Fretless guys here are witty and funny. Really, after 40 years on bass, I'm loving how I can nail any frequency on the fretless - theoretically anyway. I do a lot of playing with recordings from the 60's classic vocal groups and the tunings are all over the map, because of course each band tuned a little differently. I love the challenge of it. I love prog too, but of course for me, Yes' Heart of the Sunrise is out of the question . . . lol!
 
One thing that is important in a band situation is to wait until gui**** has finished tuning, and then give the keyboard player the nod and he tunes down half a semitone, you fret your notes back half a fret, and you give the gui**** funny looks and lay into him about how his $2000 guitar is a POS while the drummer messes with the reference pitch on his tuner. Then let him tune, and repeat back the other way.
 
One thing that is important in a band situation is to wait until gui**** has finished tuning, and then give the keyboard player the nod and he tunes down half a semitone, you fret your notes back half a fret, and you give the gui**** funny looks and lay into him about how his $2000 guitar is a POS while the drummer messes with the reference pitch on his tuner. Then let him tune, and repeat back the other way.

I actually had a similar experience recently playing my fretless. I heard an off tone and figured it was me. Adjusting, I looked and bingo -- it was not me. That guitar gets tuned every-other song.
:rollno:
 
Originally Posted by Ben Santora

Yes' Heart of the Sunrise is out of the question . . . lol!

AltGrendel

Not really, it just takes a bit more work . . .

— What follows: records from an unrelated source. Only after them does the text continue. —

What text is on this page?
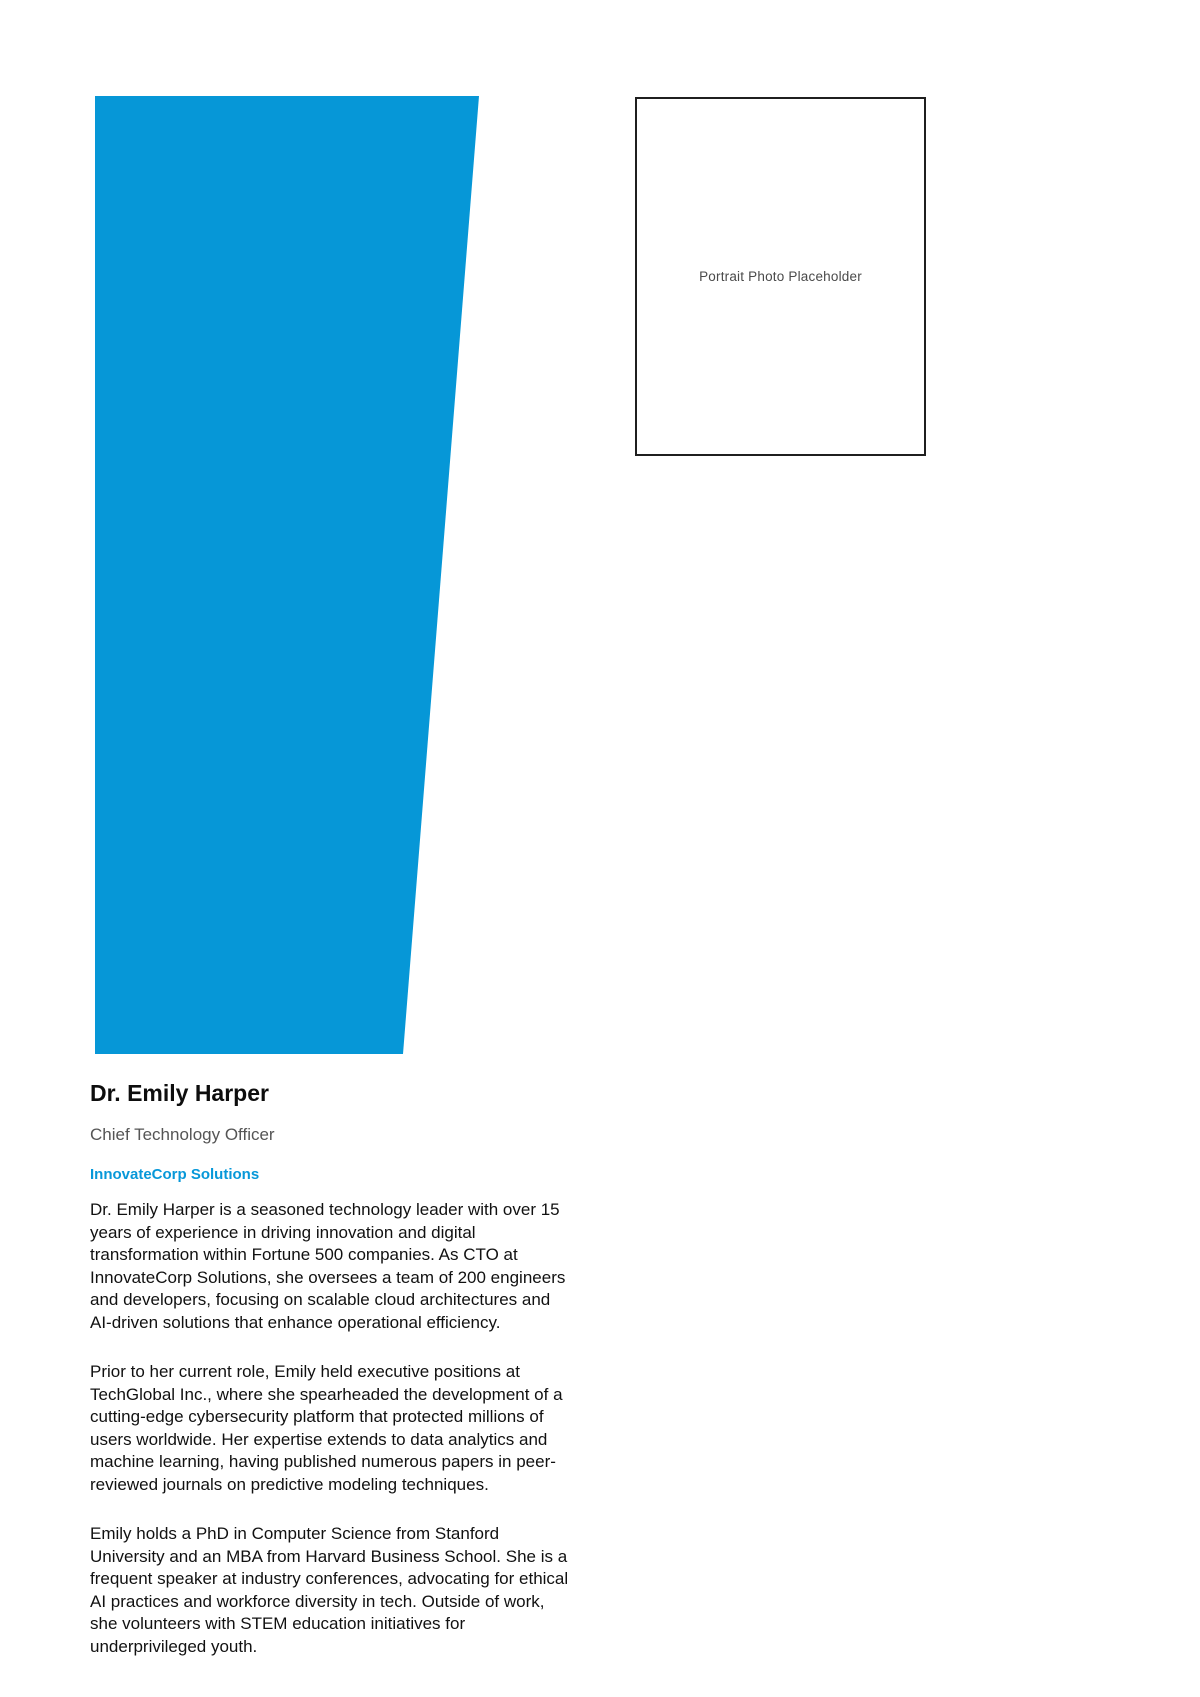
Portrait Photo Placeholder
Dr. Emily Harper
Chief Technology Officer
InnovateCorp Solutions

Dr. Emily Harper is a seasoned technology leader with over 15 years of experience in driving innovation and digital transformation within Fortune 500 companies. As CTO at InnovateCorp Solutions, she oversees a team of 200 engineers and developers, focusing on scalable cloud architectures and AI-driven solutions that enhance operational efficiency.

Prior to her current role, Emily held executive positions at TechGlobal Inc., where she spearheaded the development of a cutting-edge cybersecurity platform that protected millions of users worldwide. Her expertise extends to data analytics and machine learning, having published numerous papers in peer-reviewed journals on predictive modeling techniques.

Emily holds a PhD in Computer Science from Stanford University and an MBA from Harvard Business School. She is a frequent speaker at industry conferences, advocating for ethical AI practices and workforce diversity in tech. Outside of work, she volunteers with STEM education initiatives for underprivileged youth.
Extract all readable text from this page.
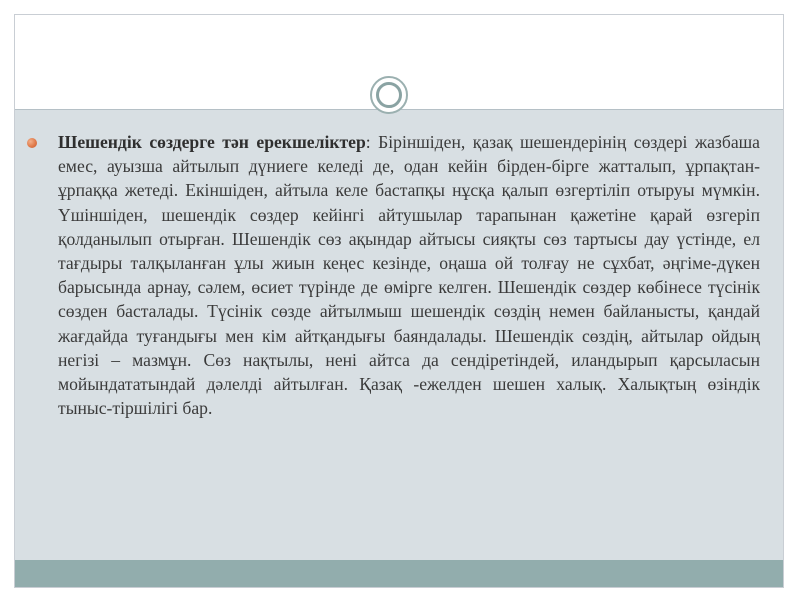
Шешендік сөздерге тән ерекшеліктер: Біріншіден, қазақ шешендерінің сөздері жазбаша емес, ауызша айтылып дүниеге келеді де, одан кейін бірден-бірге жатталып, ұрпақтан-ұрпаққа жетеді. Екіншіден, айтыла келе бастапқы нұсқа қалып өзгертіліп отыруы мүмкін. Үшіншіден, шешендік сөздер кейінгі айтушылар тарапынан қажетіне қарай өзгеріп қолданылып отырған. Шешендік сөз ақындар айтысы сияқты сөз тартысы дау үстінде, ел тағдыры талқыланған ұлы жиын кеңес кезінде, оңаша ой толғау не сұхбат, әңгіме-дүкен барысында арнау, сәлем, өсиет түрінде де өмірге келген. Шешендік сөздер көбінесе түсінік сөзден басталады. Түсінік сөзде айтылмыш шешендік сөздің немен байланысты, қандай жағдайда туғандығы мен кім айтқандығы баяндалады. Шешендік сөздің, айтылар ойдың негізі – мазмұн. Сөз нақтылы, нені айтса да сендіретіндей, иландырып қарсыласын мойындататындай дәлелді айтылған. Қазақ -ежелден шешен халық. Халықтың өзіндік тыныс-тіршілігі бар.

You're right of course, but I have a Rickenbacker for that. I'm old school and enjoy playing with recordings. In discovering the fretless, I find (for me) that it shines for simple things like CCR's "Green River" or a country ballad. That is, instead of impressing myself or others that i'm playing a more challenging instrument, i like that I'm able to use my fretless to always play in tune with the other instruments on the recording, whether it's Lovin' Spoonful or Vivaldi, because of its microtonal ability. With all due respect to great, gymnastic fretless players like Jaco, Pino, Manring and Tony Franklin, my point is that the fretless can also serve beautifully for simple, warm bass lines, not just as a virtuoso instrument.
 
Fretless guys here are witty and funny. Really, after 40 years on bass, I'm loving how I can nail any frequency on the fretless - theoretically anyway. I do a lot of playing with recordings from the 60's classic vocal groups and the tunings are all over the map, because of course each band tuned a little differently. I love the challenge of it. I love prog too, but of course for me, Yes' Heart of the Sunrise is out of the question . . . lol!

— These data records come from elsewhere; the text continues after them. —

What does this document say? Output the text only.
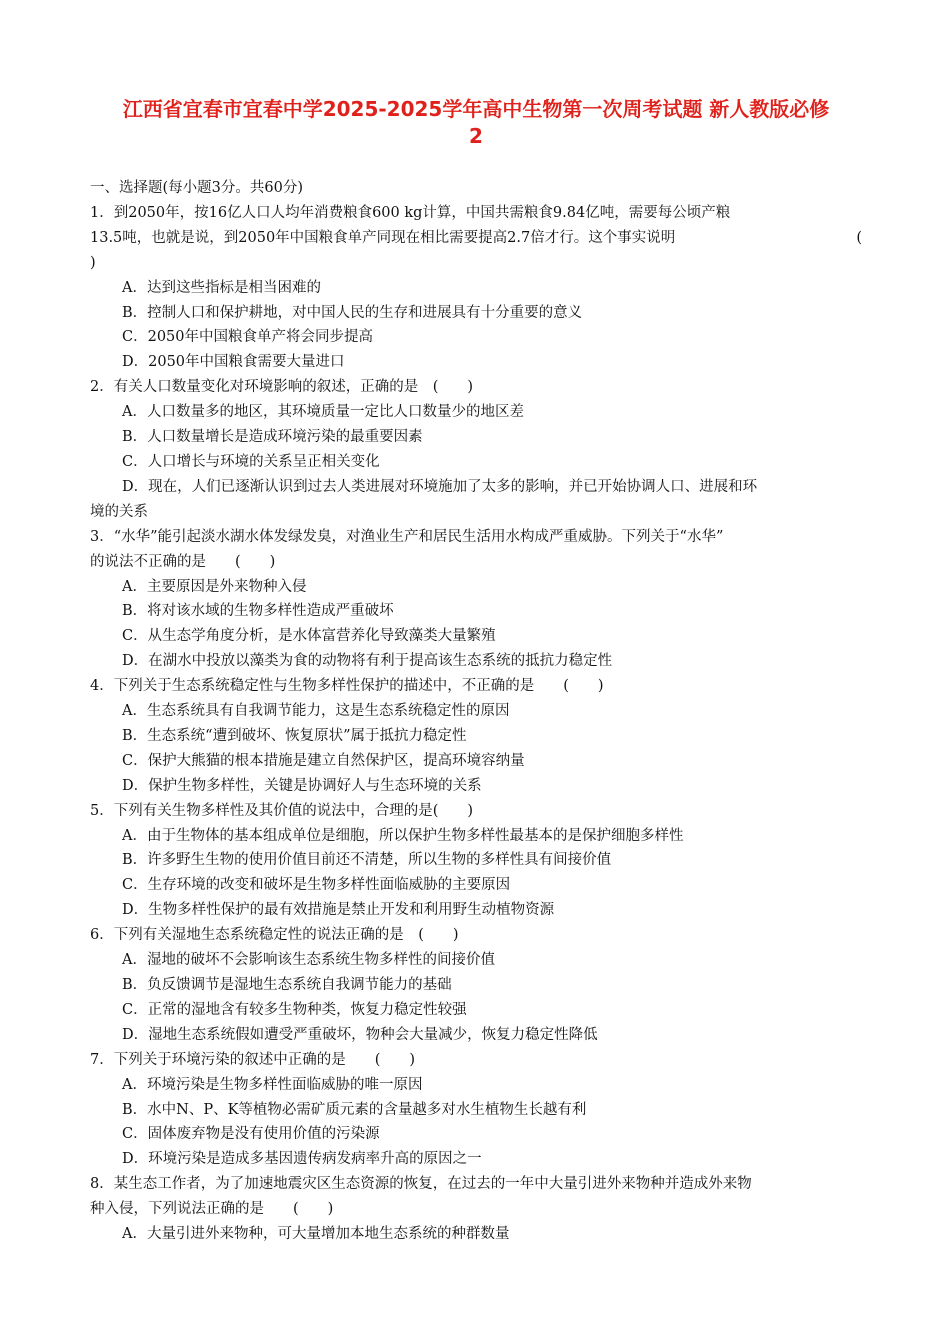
江西省宜春市宜春中学2025-2025学年高中生物第一次周考试题 新人教版必修
2
一、选择题(每小题3分。共60分)
1．到2050年，按16亿人口人均年消费粮食600 kg计算，中国共需粮食9.84亿吨，需要每公顷产粮
13.5吨，也就是说，到2050年中国粮食单产同现在相比需要提高2.7倍才行。这个事实说明	(
)
A．达到这些指标是相当困难的
B．控制人口和保护耕地，对中国人民的生存和进展具有十分重要的意义
C．2050年中国粮食单产将会同步提高
D．2050年中国粮食需要大量进口
2．有关人口数量变化对环境影响的叙述，正确的是　(　　)
A．人口数量多的地区，其环境质量一定比人口数量少的地区差
B．人口数量增长是造成环境污染的最重要因素
C．人口增长与环境的关系呈正相关变化
D．现在，人们已逐渐认识到过去人类进展对环境施加了太多的影响，并已开始协调人口、进展和环
境的关系
3．“水华”能引起淡水湖水体发绿发臭，对渔业生产和居民生活用水构成严重威胁。下列关于“水华”
的说法不正确的是　　(　　)
A．主要原因是外来物种入侵
B．将对该水域的生物多样性造成严重破坏
C．从生态学角度分析，是水体富营养化导致藻类大量繁殖
D．在湖水中投放以藻类为食的动物将有利于提高该生态系统的抵抗力稳定性
4．下列关于生态系统稳定性与生物多样性保护的描述中，不正确的是　　(　　)
A．生态系统具有自我调节能力，这是生态系统稳定性的原因
B．生态系统“遭到破坏、恢复原状”属于抵抗力稳定性
C．保护大熊猫的根本措施是建立自然保护区，提高环境容纳量
D．保护生物多样性，关键是协调好人与生态环境的关系
5．下列有关生物多样性及其价值的说法中，合理的是(　　)
A．由于生物体的基本组成单位是细胞，所以保护生物多样性最基本的是保护细胞多样性
B．许多野生生物的使用价值目前还不清楚，所以生物的多样性具有间接价值
C．生存环境的改变和破坏是生物多样性面临威胁的主要原因
D．生物多样性保护的最有效措施是禁止开发和利用野生动植物资源
6．下列有关湿地生态系统稳定性的说法正确的是　(　　)
A．湿地的破坏不会影响该生态系统生物多样性的间接价值
B．负反馈调节是湿地生态系统自我调节能力的基础
C．正常的湿地含有较多生物种类，恢复力稳定性较强
D．湿地生态系统假如遭受严重破坏，物种会大量减少，恢复力稳定性降低
7．下列关于环境污染的叙述中正确的是　　(　　)
A．环境污染是生物多样性面临威胁的唯一原因
B．水中N、P、K等植物必需矿质元素的含量越多对水生植物生长越有利
C．固体废弃物是没有使用价值的污染源
D．环境污染是造成多基因遗传病发病率升高的原因之一
8．某生态工作者，为了加速地震灾区生态资源的恢复，在过去的一年中大量引进外来物种并造成外来物
种入侵，下列说法正确的是　　(　　)
A．大量引进外来物种，可大量增加本地生态系统的种群数量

Your original statement was apropos of nothing so having no context to speak to we fell back on wit! The ability to play any frequency is in fact a musical advantage and matching the pitch on old recordings just scratches the surface really. Vocal and string ensembles which also have no frequency restrictions will generally perform using just rather than even tempered tunings. Just intonation has a cleaner sound to it because all the intervals are very close to the "perfect" intervals that sound best to the ear. The trouble is that you have to "retune" your instrument for each different key you have to play in. The human voice can do this on the fly of course and a fretless instrument can too, except for the open notes which can be played fingered instead or by touching up the tuning on only four strings between movements if that is where the key change takes place.

Retuning the huge number of strings on a piano for a different key is hopeless as is changing the fret positions on a fretted instrument or the intervals of most wind instruments. Slide trombones are good to go though! So the even tempered tuning rules for many instruments and we just live with the interval errors it forces on us. Of the fretted instruments only the old viola de gamba could play in just intonation, as far as I know, and that is because it used tied on gut frets that could be repositioned to accommodate a key change.

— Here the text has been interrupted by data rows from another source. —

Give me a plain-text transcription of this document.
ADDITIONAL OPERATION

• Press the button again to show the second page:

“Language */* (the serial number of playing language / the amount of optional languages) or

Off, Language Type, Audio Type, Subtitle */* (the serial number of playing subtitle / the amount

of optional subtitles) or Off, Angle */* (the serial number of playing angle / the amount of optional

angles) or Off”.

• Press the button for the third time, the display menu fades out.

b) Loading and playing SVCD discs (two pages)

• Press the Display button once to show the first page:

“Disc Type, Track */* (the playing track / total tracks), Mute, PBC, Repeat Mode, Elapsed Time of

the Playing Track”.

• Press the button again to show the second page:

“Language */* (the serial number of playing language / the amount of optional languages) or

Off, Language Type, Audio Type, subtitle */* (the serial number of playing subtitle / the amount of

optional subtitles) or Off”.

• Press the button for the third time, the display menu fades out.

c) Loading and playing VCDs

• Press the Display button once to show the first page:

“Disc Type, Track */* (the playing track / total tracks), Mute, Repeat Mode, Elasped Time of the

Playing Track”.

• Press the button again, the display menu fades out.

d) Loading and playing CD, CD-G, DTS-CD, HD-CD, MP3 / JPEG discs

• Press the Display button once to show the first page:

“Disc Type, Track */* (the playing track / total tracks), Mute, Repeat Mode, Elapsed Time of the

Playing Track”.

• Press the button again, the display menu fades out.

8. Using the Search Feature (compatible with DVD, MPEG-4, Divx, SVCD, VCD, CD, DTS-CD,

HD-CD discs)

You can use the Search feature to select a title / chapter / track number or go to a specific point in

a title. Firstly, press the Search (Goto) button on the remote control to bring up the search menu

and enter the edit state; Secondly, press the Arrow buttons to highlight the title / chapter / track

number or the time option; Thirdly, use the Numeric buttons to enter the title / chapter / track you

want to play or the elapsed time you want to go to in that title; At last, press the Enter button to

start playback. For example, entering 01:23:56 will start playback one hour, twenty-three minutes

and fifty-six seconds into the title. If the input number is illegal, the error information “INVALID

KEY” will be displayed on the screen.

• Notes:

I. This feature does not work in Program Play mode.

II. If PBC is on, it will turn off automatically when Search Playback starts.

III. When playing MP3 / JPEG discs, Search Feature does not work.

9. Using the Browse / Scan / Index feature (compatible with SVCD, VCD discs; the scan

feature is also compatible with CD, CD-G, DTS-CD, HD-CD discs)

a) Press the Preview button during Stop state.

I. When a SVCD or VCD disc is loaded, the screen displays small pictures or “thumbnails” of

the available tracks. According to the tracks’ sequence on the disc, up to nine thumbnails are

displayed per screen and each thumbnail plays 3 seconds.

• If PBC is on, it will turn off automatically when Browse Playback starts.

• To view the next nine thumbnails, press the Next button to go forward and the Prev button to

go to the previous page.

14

I don't play violin but I am told that excellent violinists bend the pitches of notes even further when they are playing solos. Supposedly ascending and descending runs sound best when certain notes are played off the just intonation scale frequencies. And the ascending run is played differently from the descending run. The ability to play any frequency is indeed a wonderful musical gift. The ability to know and play the correct frequency in every given situation is a further gift that many of us, I suspect, do not possess. Certainly not I.